# Home Theater in a Barn; redecorated and updated HW



## jaymz (Feb 8, 2011)

As stated in a previous post, I have been remodeling my old listening room for several months, to include some new decor and some new equipment. This is part of a larger basement room and the listening area is basically 12' X 14", front to back. It's decorated in old barn siding and definitely has a rustic/primitive feel. I added some new pictures/posters, mostly of classic films, early audio hardware and old theaters. Mixed in are a few old tools and firearms.

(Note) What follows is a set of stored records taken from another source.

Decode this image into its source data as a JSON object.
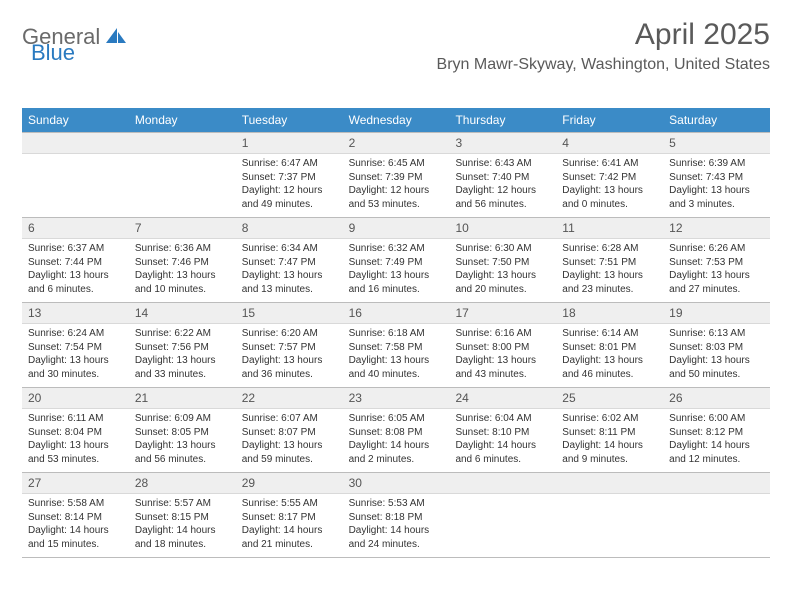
{
  "brand": {
    "text1": "General",
    "text2": "Blue"
  },
  "header": {
    "month_title": "April 2025",
    "location": "Bryn Mawr-Skyway, Washington, United States"
  },
  "colors": {
    "header_bar": "#3b8bc7",
    "brand_grey": "#6a6a6a",
    "brand_blue": "#2a7ac0",
    "text": "#333333",
    "daynum_bg": "#efefef",
    "grid_border": "#bcbcbc"
  },
  "typography": {
    "month_title_fontsize": 30,
    "location_fontsize": 16,
    "dow_fontsize": 12,
    "daynum_fontsize": 12,
    "body_fontsize": 10
  },
  "days_of_week": [
    "Sunday",
    "Monday",
    "Tuesday",
    "Wednesday",
    "Thursday",
    "Friday",
    "Saturday"
  ],
  "weeks": [
    [
      {
        "n": "",
        "sunrise": "",
        "sunset": "",
        "daylight": ""
      },
      {
        "n": "",
        "sunrise": "",
        "sunset": "",
        "daylight": ""
      },
      {
        "n": "1",
        "sunrise": "Sunrise: 6:47 AM",
        "sunset": "Sunset: 7:37 PM",
        "daylight": "Daylight: 12 hours and 49 minutes."
      },
      {
        "n": "2",
        "sunrise": "Sunrise: 6:45 AM",
        "sunset": "Sunset: 7:39 PM",
        "daylight": "Daylight: 12 hours and 53 minutes."
      },
      {
        "n": "3",
        "sunrise": "Sunrise: 6:43 AM",
        "sunset": "Sunset: 7:40 PM",
        "daylight": "Daylight: 12 hours and 56 minutes."
      },
      {
        "n": "4",
        "sunrise": "Sunrise: 6:41 AM",
        "sunset": "Sunset: 7:42 PM",
        "daylight": "Daylight: 13 hours and 0 minutes."
      },
      {
        "n": "5",
        "sunrise": "Sunrise: 6:39 AM",
        "sunset": "Sunset: 7:43 PM",
        "daylight": "Daylight: 13 hours and 3 minutes."
      }
    ],
    [
      {
        "n": "6",
        "sunrise": "Sunrise: 6:37 AM",
        "sunset": "Sunset: 7:44 PM",
        "daylight": "Daylight: 13 hours and 6 minutes."
      },
      {
        "n": "7",
        "sunrise": "Sunrise: 6:36 AM",
        "sunset": "Sunset: 7:46 PM",
        "daylight": "Daylight: 13 hours and 10 minutes."
      },
      {
        "n": "8",
        "sunrise": "Sunrise: 6:34 AM",
        "sunset": "Sunset: 7:47 PM",
        "daylight": "Daylight: 13 hours and 13 minutes."
      },
      {
        "n": "9",
        "sunrise": "Sunrise: 6:32 AM",
        "sunset": "Sunset: 7:49 PM",
        "daylight": "Daylight: 13 hours and 16 minutes."
      },
      {
        "n": "10",
        "sunrise": "Sunrise: 6:30 AM",
        "sunset": "Sunset: 7:50 PM",
        "daylight": "Daylight: 13 hours and 20 minutes."
      },
      {
        "n": "11",
        "sunrise": "Sunrise: 6:28 AM",
        "sunset": "Sunset: 7:51 PM",
        "daylight": "Daylight: 13 hours and 23 minutes."
      },
      {
        "n": "12",
        "sunrise": "Sunrise: 6:26 AM",
        "sunset": "Sunset: 7:53 PM",
        "daylight": "Daylight: 13 hours and 27 minutes."
      }
    ],
    [
      {
        "n": "13",
        "sunrise": "Sunrise: 6:24 AM",
        "sunset": "Sunset: 7:54 PM",
        "daylight": "Daylight: 13 hours and 30 minutes."
      },
      {
        "n": "14",
        "sunrise": "Sunrise: 6:22 AM",
        "sunset": "Sunset: 7:56 PM",
        "daylight": "Daylight: 13 hours and 33 minutes."
      },
      {
        "n": "15",
        "sunrise": "Sunrise: 6:20 AM",
        "sunset": "Sunset: 7:57 PM",
        "daylight": "Daylight: 13 hours and 36 minutes."
      },
      {
        "n": "16",
        "sunrise": "Sunrise: 6:18 AM",
        "sunset": "Sunset: 7:58 PM",
        "daylight": "Daylight: 13 hours and 40 minutes."
      },
      {
        "n": "17",
        "sunrise": "Sunrise: 6:16 AM",
        "sunset": "Sunset: 8:00 PM",
        "daylight": "Daylight: 13 hours and 43 minutes."
      },
      {
        "n": "18",
        "sunrise": "Sunrise: 6:14 AM",
        "sunset": "Sunset: 8:01 PM",
        "daylight": "Daylight: 13 hours and 46 minutes."
      },
      {
        "n": "19",
        "sunrise": "Sunrise: 6:13 AM",
        "sunset": "Sunset: 8:03 PM",
        "daylight": "Daylight: 13 hours and 50 minutes."
      }
    ],
    [
      {
        "n": "20",
        "sunrise": "Sunrise: 6:11 AM",
        "sunset": "Sunset: 8:04 PM",
        "daylight": "Daylight: 13 hours and 53 minutes."
      },
      {
        "n": "21",
        "sunrise": "Sunrise: 6:09 AM",
        "sunset": "Sunset: 8:05 PM",
        "daylight": "Daylight: 13 hours and 56 minutes."
      },
      {
        "n": "22",
        "sunrise": "Sunrise: 6:07 AM",
        "sunset": "Sunset: 8:07 PM",
        "daylight": "Daylight: 13 hours and 59 minutes."
      },
      {
        "n": "23",
        "sunrise": "Sunrise: 6:05 AM",
        "sunset": "Sunset: 8:08 PM",
        "daylight": "Daylight: 14 hours and 2 minutes."
      },
      {
        "n": "24",
        "sunrise": "Sunrise: 6:04 AM",
        "sunset": "Sunset: 8:10 PM",
        "daylight": "Daylight: 14 hours and 6 minutes."
      },
      {
        "n": "25",
        "sunrise": "Sunrise: 6:02 AM",
        "sunset": "Sunset: 8:11 PM",
        "daylight": "Daylight: 14 hours and 9 minutes."
      },
      {
        "n": "26",
        "sunrise": "Sunrise: 6:00 AM",
        "sunset": "Sunset: 8:12 PM",
        "daylight": "Daylight: 14 hours and 12 minutes."
      }
    ],
    [
      {
        "n": "27",
        "sunrise": "Sunrise: 5:58 AM",
        "sunset": "Sunset: 8:14 PM",
        "daylight": "Daylight: 14 hours and 15 minutes."
      },
      {
        "n": "28",
        "sunrise": "Sunrise: 5:57 AM",
        "sunset": "Sunset: 8:15 PM",
        "daylight": "Daylight: 14 hours and 18 minutes."
      },
      {
        "n": "29",
        "sunrise": "Sunrise: 5:55 AM",
        "sunset": "Sunset: 8:17 PM",
        "daylight": "Daylight: 14 hours and 21 minutes."
      },
      {
        "n": "30",
        "sunrise": "Sunrise: 5:53 AM",
        "sunset": "Sunset: 8:18 PM",
        "daylight": "Daylight: 14 hours and 24 minutes."
      },
      {
        "n": "",
        "sunrise": "",
        "sunset": "",
        "daylight": ""
      },
      {
        "n": "",
        "sunrise": "",
        "sunset": "",
        "daylight": ""
      },
      {
        "n": "",
        "sunrise": "",
        "sunset": "",
        "daylight": ""
      }
    ]
  ]
}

I haven't used this room for several years because my youngest son lived down here for a couple years and left it looking like a WWI trench. I had an old Sony 41" rear projection TV that finally went Bye-bye.

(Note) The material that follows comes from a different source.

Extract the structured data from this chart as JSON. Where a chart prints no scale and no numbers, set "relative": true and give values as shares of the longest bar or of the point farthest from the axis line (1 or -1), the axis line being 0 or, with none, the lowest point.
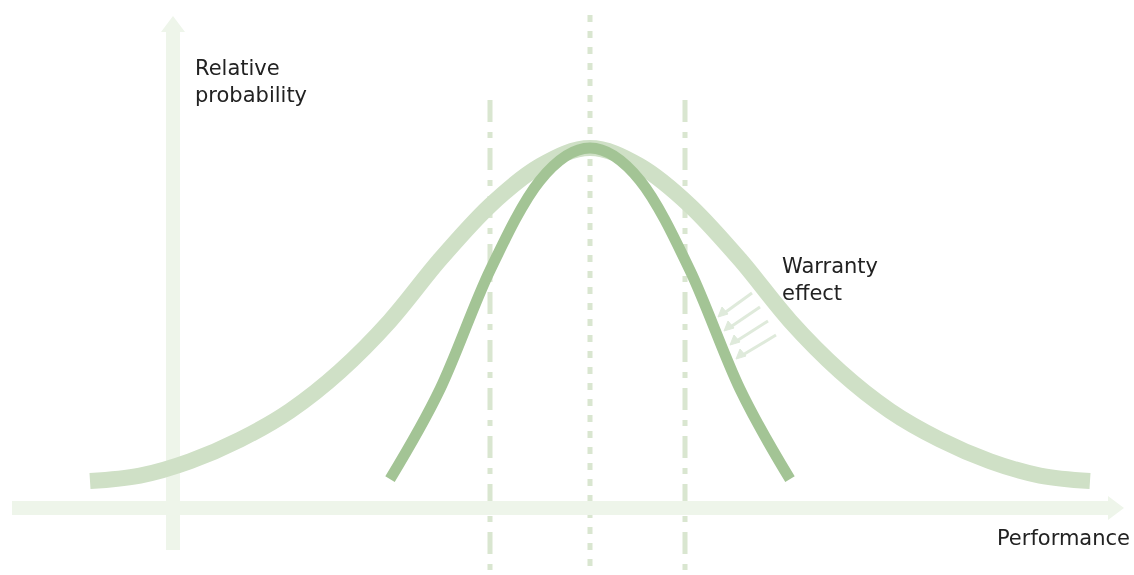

I just upgraded to a new LG 55LW5600 HDTV and a Panasonic DMP-BD210 Blu-Ray player. Also added a new equipment stand/rack.

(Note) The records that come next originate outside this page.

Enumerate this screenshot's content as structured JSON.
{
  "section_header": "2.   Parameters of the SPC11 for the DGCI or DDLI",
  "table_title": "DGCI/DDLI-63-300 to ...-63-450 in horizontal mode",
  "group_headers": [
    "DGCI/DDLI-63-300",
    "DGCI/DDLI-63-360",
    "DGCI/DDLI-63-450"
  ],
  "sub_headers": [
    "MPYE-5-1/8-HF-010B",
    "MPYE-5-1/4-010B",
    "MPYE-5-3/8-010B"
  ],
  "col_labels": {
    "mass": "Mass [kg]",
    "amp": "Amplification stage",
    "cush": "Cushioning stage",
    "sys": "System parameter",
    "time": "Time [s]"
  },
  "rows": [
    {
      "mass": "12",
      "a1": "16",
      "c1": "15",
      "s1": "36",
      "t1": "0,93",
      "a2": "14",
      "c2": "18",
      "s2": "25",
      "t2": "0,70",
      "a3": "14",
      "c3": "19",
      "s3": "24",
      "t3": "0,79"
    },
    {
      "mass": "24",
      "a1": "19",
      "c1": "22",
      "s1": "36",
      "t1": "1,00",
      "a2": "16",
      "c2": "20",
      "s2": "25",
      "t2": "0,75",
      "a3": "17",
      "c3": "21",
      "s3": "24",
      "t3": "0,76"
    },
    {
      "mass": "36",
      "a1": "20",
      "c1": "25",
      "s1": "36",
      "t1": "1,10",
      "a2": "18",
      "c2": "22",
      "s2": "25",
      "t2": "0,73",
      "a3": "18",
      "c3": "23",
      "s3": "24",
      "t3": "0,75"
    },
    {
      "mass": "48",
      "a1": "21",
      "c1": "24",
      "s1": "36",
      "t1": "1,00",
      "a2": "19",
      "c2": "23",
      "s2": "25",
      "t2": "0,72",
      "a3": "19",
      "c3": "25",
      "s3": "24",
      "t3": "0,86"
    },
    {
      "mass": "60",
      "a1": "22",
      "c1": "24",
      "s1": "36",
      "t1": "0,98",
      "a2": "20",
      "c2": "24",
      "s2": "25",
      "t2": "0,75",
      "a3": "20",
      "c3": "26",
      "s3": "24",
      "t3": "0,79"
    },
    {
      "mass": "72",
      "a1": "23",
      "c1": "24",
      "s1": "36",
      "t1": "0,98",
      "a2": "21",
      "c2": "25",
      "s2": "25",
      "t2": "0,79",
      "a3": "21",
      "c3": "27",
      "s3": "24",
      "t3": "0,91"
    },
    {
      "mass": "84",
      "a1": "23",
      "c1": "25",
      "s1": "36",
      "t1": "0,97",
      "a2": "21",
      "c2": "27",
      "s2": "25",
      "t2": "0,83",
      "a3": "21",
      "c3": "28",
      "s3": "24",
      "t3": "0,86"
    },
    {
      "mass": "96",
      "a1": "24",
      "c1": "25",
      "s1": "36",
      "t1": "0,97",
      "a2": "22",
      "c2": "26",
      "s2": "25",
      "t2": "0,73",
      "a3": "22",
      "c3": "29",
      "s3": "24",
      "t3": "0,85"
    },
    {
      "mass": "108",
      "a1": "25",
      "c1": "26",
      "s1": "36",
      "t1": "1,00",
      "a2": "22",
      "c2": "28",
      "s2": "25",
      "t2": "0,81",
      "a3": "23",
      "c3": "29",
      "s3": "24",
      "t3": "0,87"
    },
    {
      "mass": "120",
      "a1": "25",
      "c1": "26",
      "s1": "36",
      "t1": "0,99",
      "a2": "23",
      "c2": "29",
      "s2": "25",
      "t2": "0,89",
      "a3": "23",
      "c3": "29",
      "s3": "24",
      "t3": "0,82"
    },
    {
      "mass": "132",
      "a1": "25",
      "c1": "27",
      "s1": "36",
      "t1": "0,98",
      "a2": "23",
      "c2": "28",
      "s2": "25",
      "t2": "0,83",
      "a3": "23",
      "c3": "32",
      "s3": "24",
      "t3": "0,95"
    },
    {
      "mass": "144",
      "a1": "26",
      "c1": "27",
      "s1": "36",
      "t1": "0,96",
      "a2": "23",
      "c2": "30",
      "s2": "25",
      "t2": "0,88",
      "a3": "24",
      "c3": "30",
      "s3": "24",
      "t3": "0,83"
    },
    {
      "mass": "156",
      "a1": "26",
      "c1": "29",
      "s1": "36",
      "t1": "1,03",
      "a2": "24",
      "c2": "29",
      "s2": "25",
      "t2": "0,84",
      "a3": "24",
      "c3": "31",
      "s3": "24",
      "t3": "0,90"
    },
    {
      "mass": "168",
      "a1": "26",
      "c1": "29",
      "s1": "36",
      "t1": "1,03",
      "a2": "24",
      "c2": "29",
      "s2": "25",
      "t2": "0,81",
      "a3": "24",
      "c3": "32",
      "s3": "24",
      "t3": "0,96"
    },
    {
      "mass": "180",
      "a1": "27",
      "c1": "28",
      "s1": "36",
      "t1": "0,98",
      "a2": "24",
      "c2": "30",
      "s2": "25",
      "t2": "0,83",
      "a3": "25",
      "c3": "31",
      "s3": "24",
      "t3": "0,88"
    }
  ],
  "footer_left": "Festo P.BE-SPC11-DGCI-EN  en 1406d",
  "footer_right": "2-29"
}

So, now I've got it pretty much the way I want it. Needed a 30' HDMI cable run from my bedroom Dish DVR (no problems with the long run) and numerous other hardware tweaks, but it all works. I know it isn't a home theater in the purest sense, but I enjoy the contrast between the old, rustic stuff and the new technology; shows how far we've come in audio and video reproduction. And it sounds great!


































Jim


----------



## ALMFamily (Oct 19, 2011)

Very nice set-up Jim!! :T:T


----------



## Guest (Jan 4, 2012)

If the HTS had a cool wall, that would go on it. Really unique use of space. I like it.

How do you heat it?


----------